通信技術と、道路などのインフラとのギャップ。
しかし街や国とは、物質的なものではなく、人の集まりや決まりがそれをなしているのであって、もしかしたら最もスマートな街は人工的なエネルギーを必要としないもので、形状や物資をともなわないのかもしれない。そんな風にもおもいました。
一通り対岸を見て回った僕たちは、街へ戻り、僕は飛行機に乗って、更なる街へ向かうのでした。
こんな。。。
カンボジアは興味深い土地でした。
冒頭にも述べた通り、初めての「発展途上国」でした。
僕は仲の良い友人がいる間にどうしても訪れたいと、2年間思い続け、やっと訪問をかなえました。

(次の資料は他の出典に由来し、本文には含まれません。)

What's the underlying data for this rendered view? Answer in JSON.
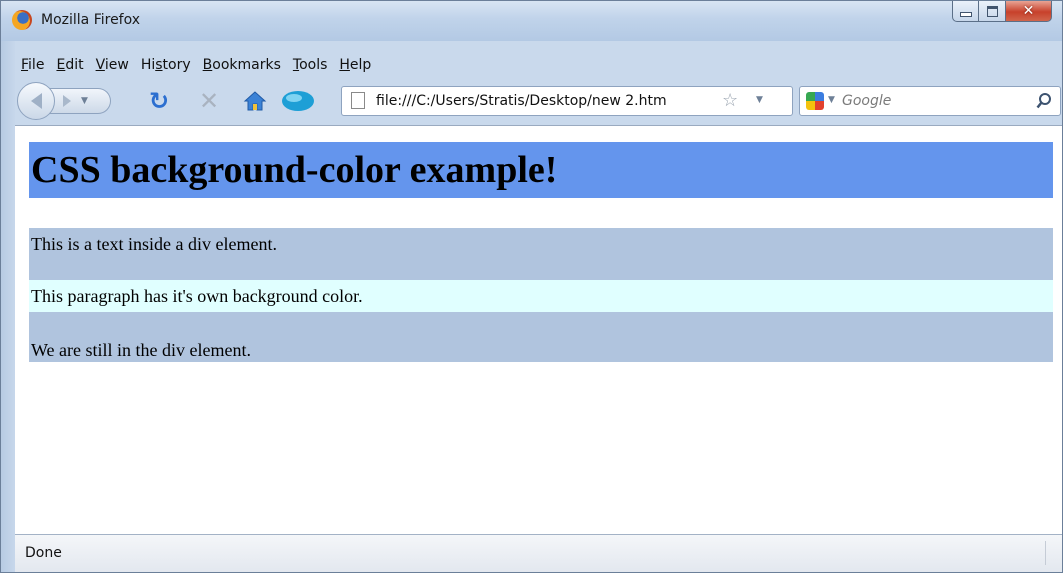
{
  "window": {
    "title": "Mozilla Firefox"
  },
  "menubar": {
    "items": [
      {
        "accel": "F",
        "rest": "ile"
      },
      {
        "accel": "E",
        "rest": "dit"
      },
      {
        "accel": "V",
        "rest": "iew"
      },
      {
        "pre": "Hi",
        "accel": "s",
        "rest": "tory"
      },
      {
        "accel": "B",
        "rest": "ookmarks"
      },
      {
        "accel": "T",
        "rest": "ools"
      },
      {
        "accel": "H",
        "rest": "elp"
      }
    ]
  },
  "toolbar": {
    "url": "file:///C:/Users/Stratis/Desktop/new  2.htm",
    "search_placeholder": "Google",
    "icons": [
      "back-icon",
      "forward-icon",
      "reload-icon",
      "stop-icon",
      "home-icon",
      "addon-icon",
      "page-icon",
      "bookmark-star-icon",
      "google-icon",
      "search-icon"
    ]
  },
  "page": {
    "heading": "CSS background-color example!",
    "div_text_1": "This is a text inside a div element.",
    "paragraph": "This paragraph has it's own background color.",
    "div_text_2": "We are still in the div element.",
    "colors": {
      "heading_bg": "#6495ed",
      "div_bg": "#b0c4de",
      "paragraph_bg": "#e0ffff"
    }
  },
  "statusbar": {
    "text": "Done"
  }
}
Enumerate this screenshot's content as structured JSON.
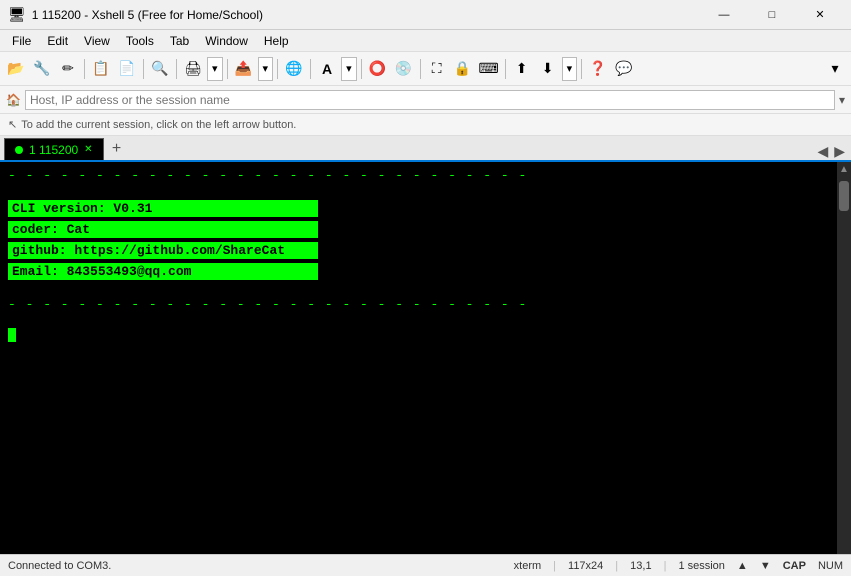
{
  "titlebar": {
    "icon": "🖥",
    "title": "1 115200 - Xshell 5 (Free for Home/School)",
    "minimize": "—",
    "maximize": "□",
    "close": "✕"
  },
  "menubar": {
    "items": [
      "File",
      "Edit",
      "View",
      "Tools",
      "Tab",
      "Window",
      "Help"
    ]
  },
  "toolbar": {
    "buttons": [
      "📂",
      "💾",
      "✂",
      "📋",
      "🔍",
      "🖨",
      "📤",
      "🌐",
      "A",
      "⭕",
      "💿",
      "⛶",
      "🔒",
      "⌨",
      "⬆",
      "⬇",
      "❓",
      "💬"
    ]
  },
  "addressbar": {
    "placeholder": "Host, IP address or the session name",
    "icon": "🏠"
  },
  "infobar": {
    "icon": "↖",
    "text": "To add the current session, click on the left arrow button."
  },
  "tabs": {
    "active": "1 115200",
    "items": [
      {
        "label": "1 115200",
        "active": true
      }
    ],
    "add_label": "+",
    "nav_prev": "◀",
    "nav_next": "▶"
  },
  "terminal": {
    "dashes": "- - - - - - - - - - - - - - - - - - - - - - - - - - - - - -",
    "rows": [
      {
        "label": "CLI version:",
        "value": "V0.31"
      },
      {
        "label": "coder:      ",
        "value": "Cat"
      },
      {
        "label": "github:     ",
        "value": "https://github.com/ShareCat"
      },
      {
        "label": "Email:      ",
        "value": "843553493@qq.com"
      }
    ],
    "dashes2": "- - - - - - - - - - - - - - - - - - - - - - - - - - - - - -"
  },
  "statusbar": {
    "connection": "Connected to COM3.",
    "term": "xterm",
    "size": "117x24",
    "cursor_pos": "13,1",
    "session": "1 session",
    "cap": "CAP",
    "num": "NUM"
  }
}
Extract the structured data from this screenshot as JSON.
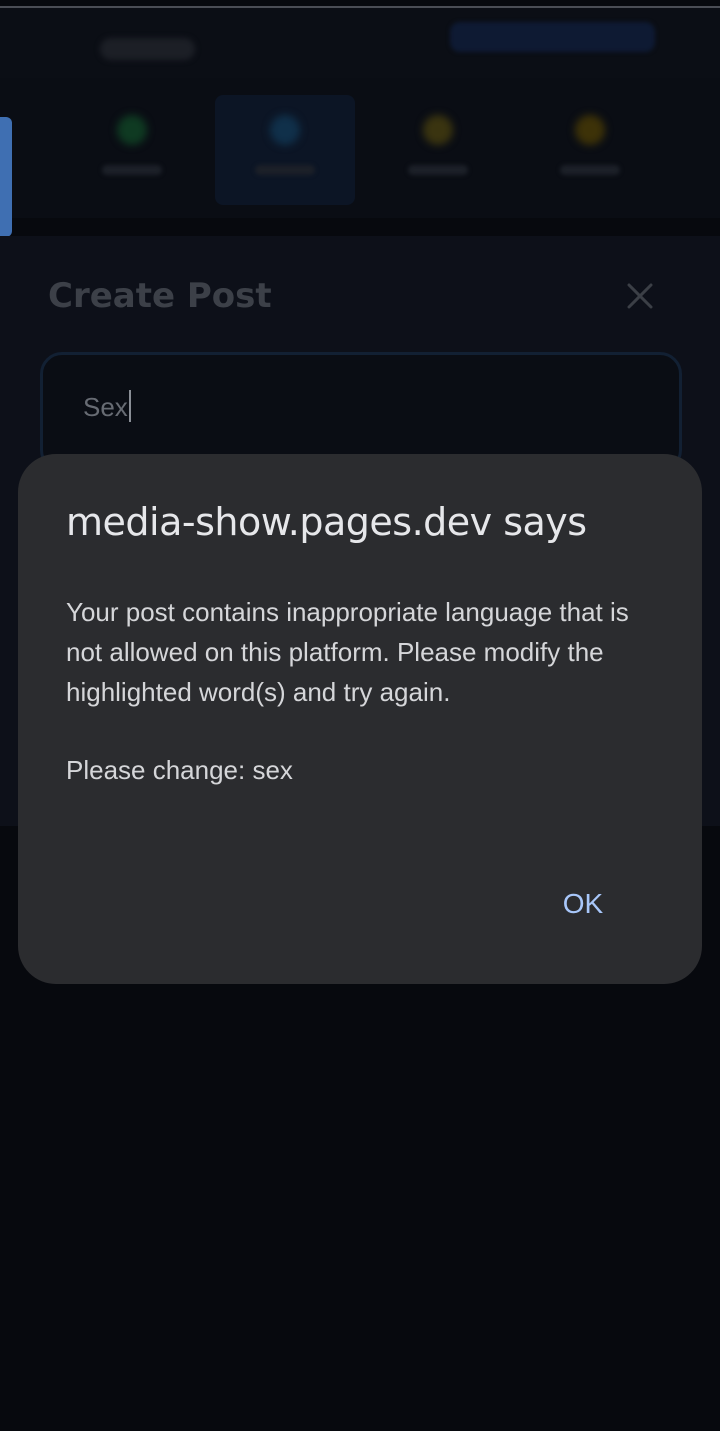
{
  "colors": {
    "background": "#07090e",
    "dialog_background": "#2b2c2f",
    "dialog_text": "#d5d6d9",
    "ok_accent": "#a8c7fa",
    "side_tab": "#3f6fb2"
  },
  "background_app": {
    "create_post": {
      "title": "Create Post",
      "close_icon": "close-icon",
      "input_value": "Sex"
    }
  },
  "dialog": {
    "title": "media-show.pages.dev says",
    "message": "Your post contains inappropriate language that is not allowed on this platform. Please modify the highlighted word(s) and try again.",
    "change_line": "Please change: sex",
    "ok_label": "OK"
  }
}
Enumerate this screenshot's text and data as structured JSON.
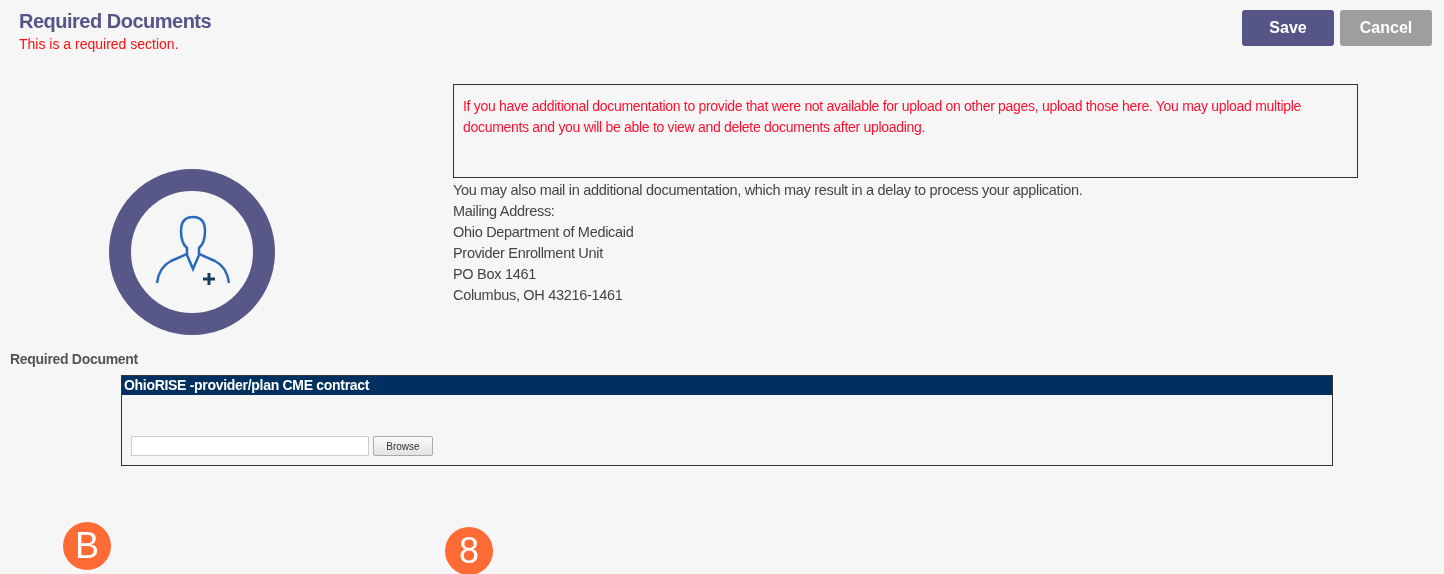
{
  "header": {
    "title": "Required Documents",
    "subtitle": "This is a required section."
  },
  "buttons": [
    {
      "label": "Save",
      "kind": "primary"
    },
    {
      "label": "Cancel",
      "kind": "secondary"
    }
  ],
  "notice": "If you have additional documentation to provide that were not available for upload on other pages, upload those here. You may upload multiple documents and you will be able to view and delete documents after uploading.",
  "mail_info": [
    "You may also mail in additional documentation, which may result in a delay to process your application.",
    "Mailing Address:",
    "Ohio Department of Medicaid",
    "Provider Enrollment Unit",
    "PO Box 1461",
    "Columbus, OH 43216-1461"
  ],
  "required_document": {
    "label": "Required Document",
    "panel_title": "OhioRISE -provider/plan CME contract",
    "browse_label": "Browse"
  },
  "callouts": [
    {
      "label": "B"
    },
    {
      "label": "8"
    }
  ]
}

友人はイタリア人で現地で暮らし始めて2年、特別外国人として生きるのではなく(もちろん彼は外国人ですが)なるべく現地の人々との交流を持ちながら暮らしています。
そんな彼と一緒にカンボジアをまわった事は、旅行者としてただ観光地をまわるだけよりもよっぽど深度の深いものであったのではないかと思います。
歴史的に存在していた技術や知識が途絶えている感のあるカンボジアは他の東南アジア諸国と比べても少し特殊なのだろうと見て取れ(これはもちろん聞き知ったほかの国の情報と比較してのはなしですが)ました。上海でも見た、物質的な豊かさと貧困が共存している街は、現状の問題よりも、未来への活力と可能性を感じるものでした。
例えば、最後にプノンペンの対岸に渡った時、携帯電話の広告が貼ってある電柱の立つ、ジャングルのような湿地、そこに居住し、ハンモックで暮らす家族と「ハロー!」と外国人を見かけると叫ぶ子供達。
昭和の日本と言われるような(それよりももっと原始的とも言える)風景と現代の技術が並列に同じ空間と時間にありました。
日本は物質的に消費(又は浪費)をしなければ今の物質的に恵まれた国にはなれませんでしたが、技術のある現代において、賢く生きれば、彼らの国は極力(地球規模での)浪費は避けながら、物質だけでない幸せを手に入れていかれるのではないかと、その可能性を楽しみに思いました。